For the past few years I have been suffering from a slight form of anxiety and I have found that this has really held me back from doing so many this for a while so at the beginning of this year I decided that I was just going to agree to more things than I usually would and I would just give more things a go basically and I can honestly say I am so happy I made this decision.
How many times have you looked back at things and not necessarily regretted something but just wished you had done more or just tweaked the slightest bit. My thing is that I make myself feel sick if I go places new or further away from my house. I am not ill at all I just convince myself I feel ill so that I can go home, which is my safe place, where I know everything is okay and I can’t be hurt. Well yes that is my being crazy, or am I crazy, I don’t know. This year I have actually been working on telling myself that actually I am being so silly and that I don’t feel ill and that I can actually continue and I will be fine.

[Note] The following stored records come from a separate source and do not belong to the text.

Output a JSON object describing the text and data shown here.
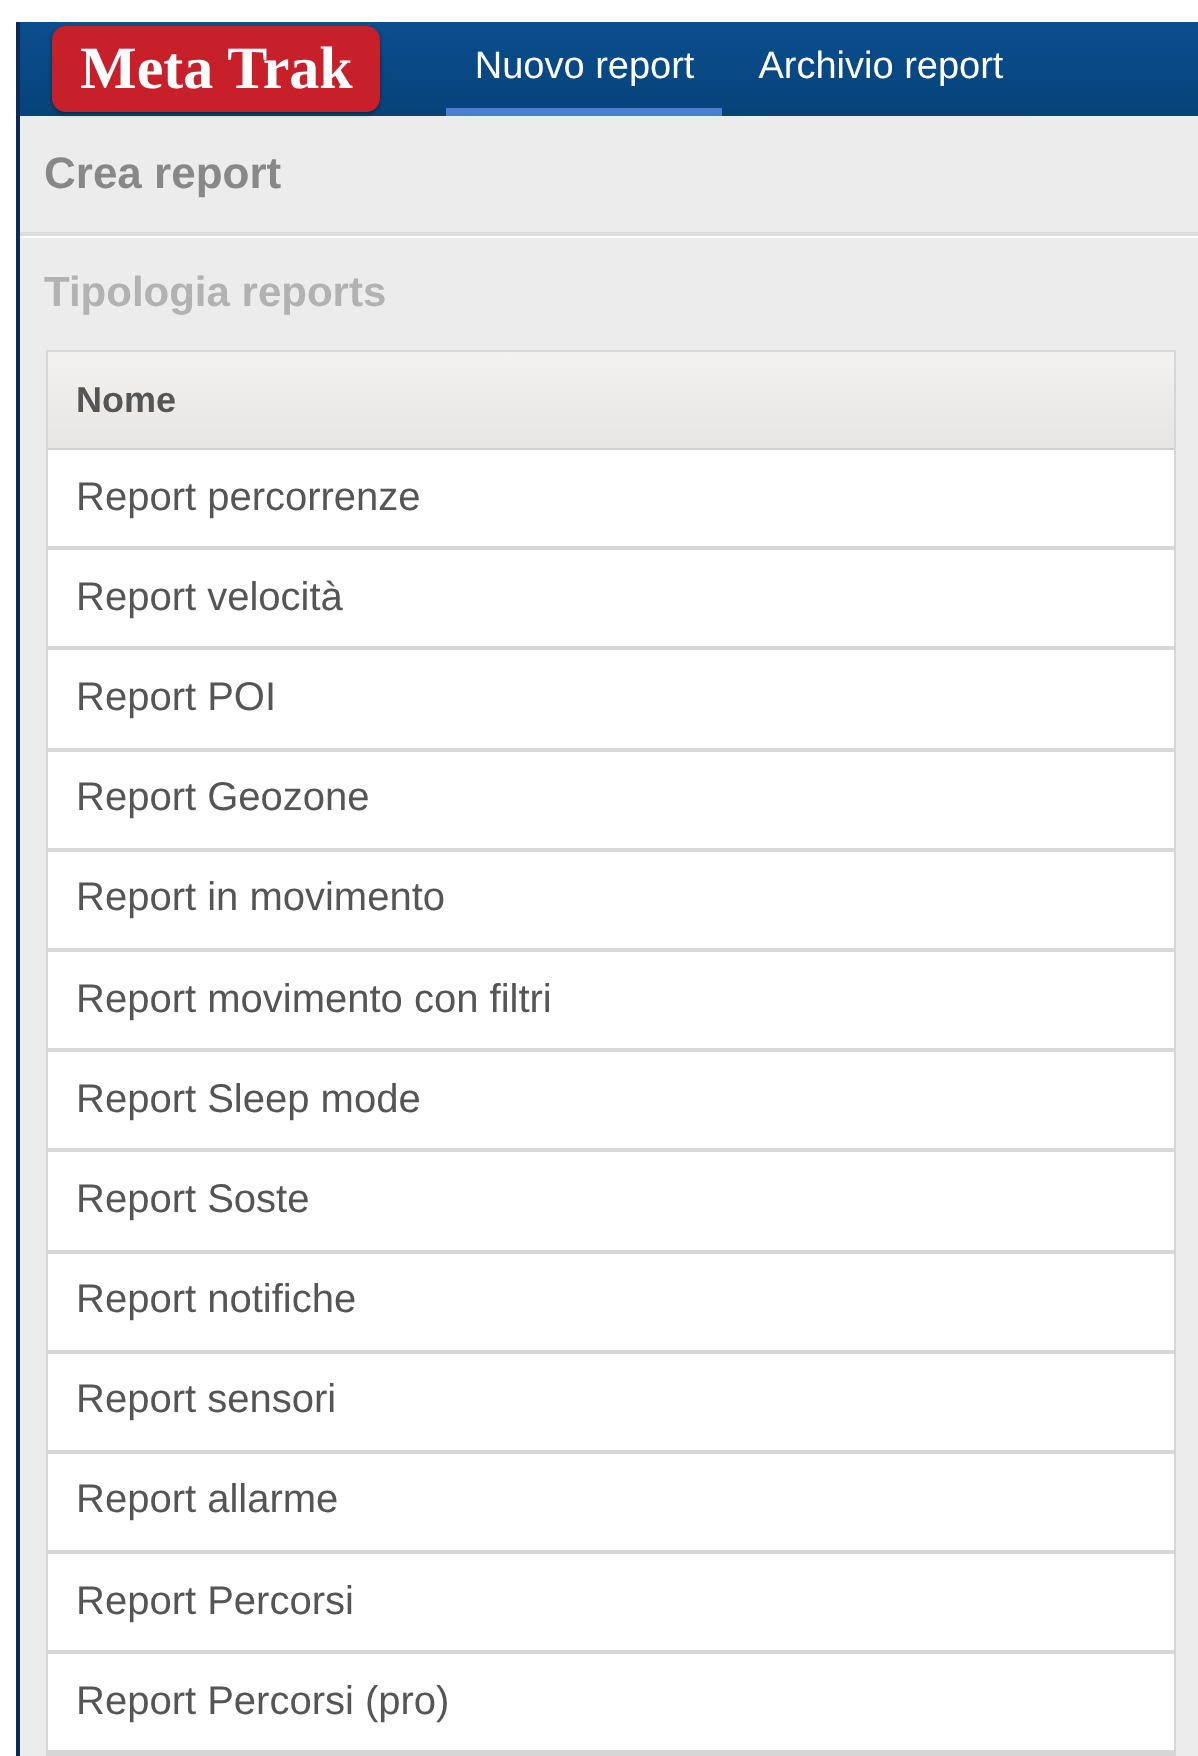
{
  "header": {
    "logo": "Meta Trak",
    "tabs": [
      {
        "label": "Nuovo report",
        "selected": true
      },
      {
        "label": "Archivio report",
        "selected": false
      }
    ]
  },
  "panel_title": "Crea report",
  "section_title": "Tipologia reports",
  "table": {
    "columns": [
      "Nome"
    ],
    "rows": [
      "Report percorrenze",
      "Report velocità",
      "Report POI",
      "Report Geozone",
      "Report in movimento",
      "Report movimento con filtri",
      "Report Sleep mode",
      "Report Soste",
      "Report notifiche",
      "Report sensori",
      "Report allarme",
      "Report Percorsi",
      "Report Percorsi (pro)"
    ]
  }
}
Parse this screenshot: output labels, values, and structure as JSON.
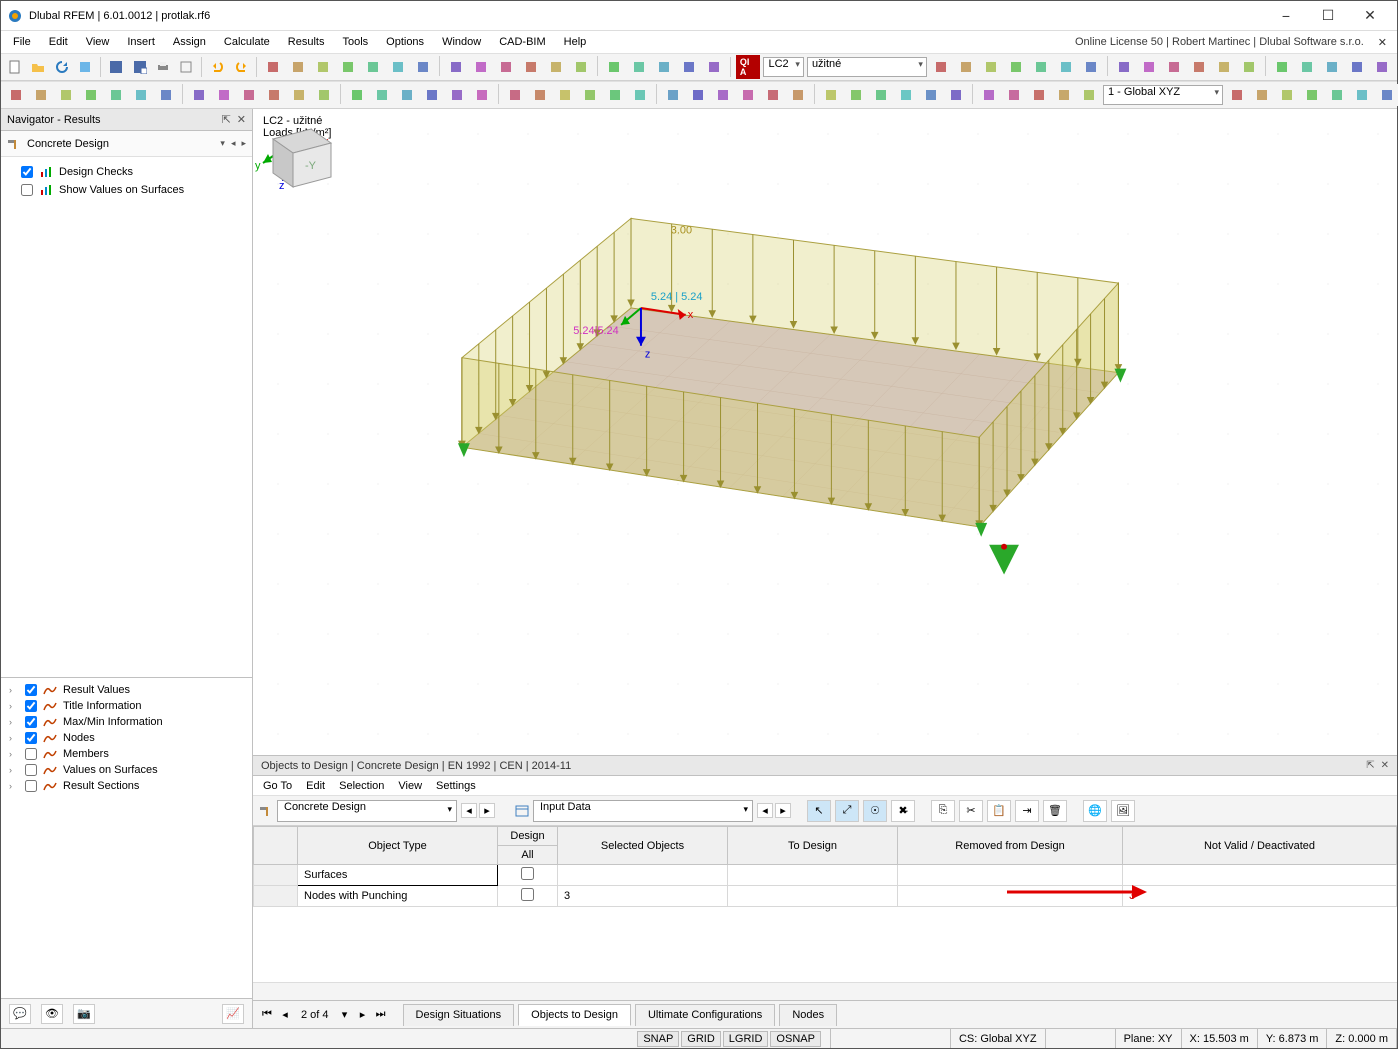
{
  "title": "Dlubal RFEM | 6.01.0012 | protlak.rf6",
  "license_text": "Online License 50 | Robert Martinec | Dlubal Software s.r.o.",
  "menus": [
    "File",
    "Edit",
    "View",
    "Insert",
    "Assign",
    "Calculate",
    "Results",
    "Tools",
    "Options",
    "Window",
    "CAD-BIM",
    "Help"
  ],
  "toolbar1": {
    "loadcase_tag": "QI A",
    "loadcase_id": "LC2",
    "loadcase_name": "užitné"
  },
  "toolbar2": {
    "coord_system": "1 - Global XYZ"
  },
  "navigator": {
    "title": "Navigator - Results",
    "category": "Concrete Design",
    "tree_upper": [
      {
        "label": "Design Checks",
        "checked": true
      },
      {
        "label": "Show Values on Surfaces",
        "checked": false
      }
    ],
    "tree_lower": [
      {
        "label": "Result Values",
        "checked": true
      },
      {
        "label": "Title Information",
        "checked": true
      },
      {
        "label": "Max/Min Information",
        "checked": true
      },
      {
        "label": "Nodes",
        "checked": true
      },
      {
        "label": "Members",
        "checked": false
      },
      {
        "label": "Values on Surfaces",
        "checked": false
      },
      {
        "label": "Result Sections",
        "checked": false
      }
    ]
  },
  "viewport": {
    "loadcase_label": "LC2 - užitné",
    "units_label": "Loads [kN/m²]",
    "load_value": "3.00",
    "annot1": "5.24 | 5.24",
    "annot2": "5.24|5.24",
    "axis_x": "x",
    "axis_y": "y",
    "axis_z": "z",
    "cube_y": "-Y"
  },
  "bottom_panel": {
    "title": "Objects to Design | Concrete Design | EN 1992 | CEN | 2014-11",
    "menus": [
      "Go To",
      "Edit",
      "Selection",
      "View",
      "Settings"
    ],
    "combo_left": "Concrete Design",
    "combo_right": "Input Data",
    "columns": [
      "Object Type",
      "Design All",
      "Selected Objects",
      "To Design",
      "Removed from Design",
      "Not Valid / Deactivated"
    ],
    "rows": [
      {
        "object_type": "Surfaces",
        "design_all": false,
        "selected": "",
        "to_design": "",
        "removed": "",
        "invalid": ""
      },
      {
        "object_type": "Nodes with Punching",
        "design_all": false,
        "selected": "3",
        "to_design": "",
        "removed": "",
        "invalid": "3"
      }
    ],
    "pager_text": "2 of 4",
    "tabs": [
      "Design Situations",
      "Objects to Design",
      "Ultimate Configurations",
      "Nodes"
    ],
    "active_tab": 1
  },
  "statusbar": {
    "snap_buttons": [
      "SNAP",
      "GRID",
      "LGRID",
      "OSNAP"
    ],
    "cs": "CS: Global XYZ",
    "plane": "Plane: XY",
    "x": "X: 15.503 m",
    "y": "Y: 6.873 m",
    "z": "Z: 0.000 m"
  }
}
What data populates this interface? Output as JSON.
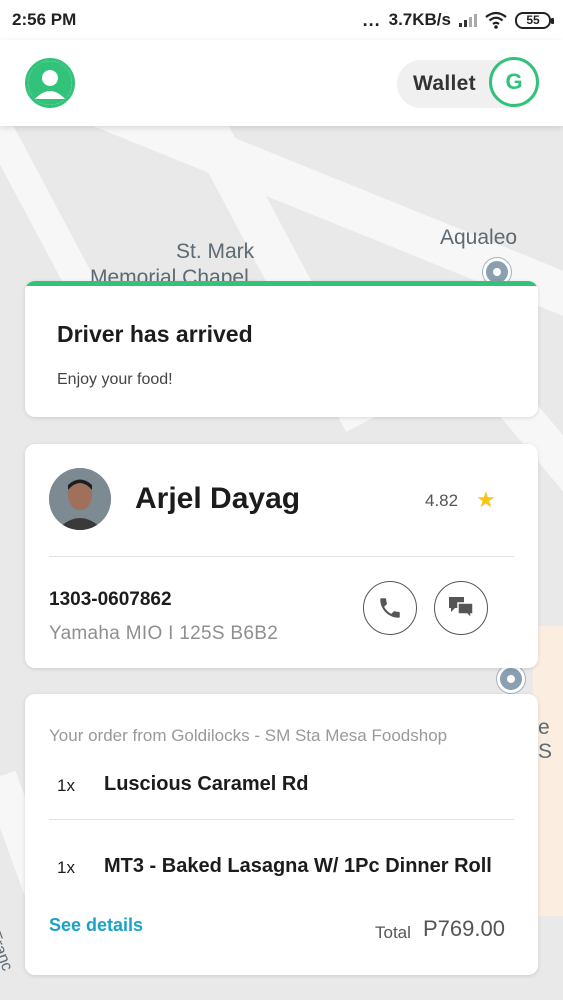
{
  "status_bar": {
    "time": "2:56 PM",
    "dots": "...",
    "network_speed": "3.7KB/s",
    "battery": "55"
  },
  "header": {
    "wallet_label": "Wallet",
    "wallet_icon_letter": "G",
    "accent_color": "#33c27a"
  },
  "map": {
    "labels": {
      "chapel_line1": "St. Mark",
      "chapel_line2": "Memorial Chapel",
      "aqualeo": "Aqualeo",
      "right_edge": "e S",
      "street": "M. Franc"
    }
  },
  "status_card": {
    "title": "Driver has arrived",
    "subtitle": "Enjoy your food!"
  },
  "driver": {
    "name": "Arjel Dayag",
    "rating": "4.82",
    "plate": "1303-0607862",
    "vehicle": "Yamaha   MIO I 125S B6B2"
  },
  "order": {
    "from": "Your order from Goldilocks - SM Sta Mesa Foodshop",
    "items": [
      {
        "qty": "1x",
        "name": "Luscious Caramel Rd"
      },
      {
        "qty": "1x",
        "name": "MT3 - Baked Lasagna W/ 1Pc Dinner Roll"
      }
    ],
    "see_details": "See details",
    "total_label": "Total",
    "total_value": "P769.00"
  }
}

Have you also ever been in that situation when once you have actually gone ahead with something that your not so sure about at the beginning then once you have done it you ask yourself ‘why was I so worried about that?’ Yep well thats my daily conversation with myself. This year I got invited to a festival. This to me was the scariest thing ever as there would be SO many people and so many things I wasn’t used to but I went through with it and was 100% loving life. I cannot wait for next year and to go again and again and again!
Moral of the story is, relax and give it a chance. If anything was to go wrong it can more than likely be sorted and you will 95% of the time be fine. You might surprise yourself and actually find something that you really enjoy that you didn’t know you would.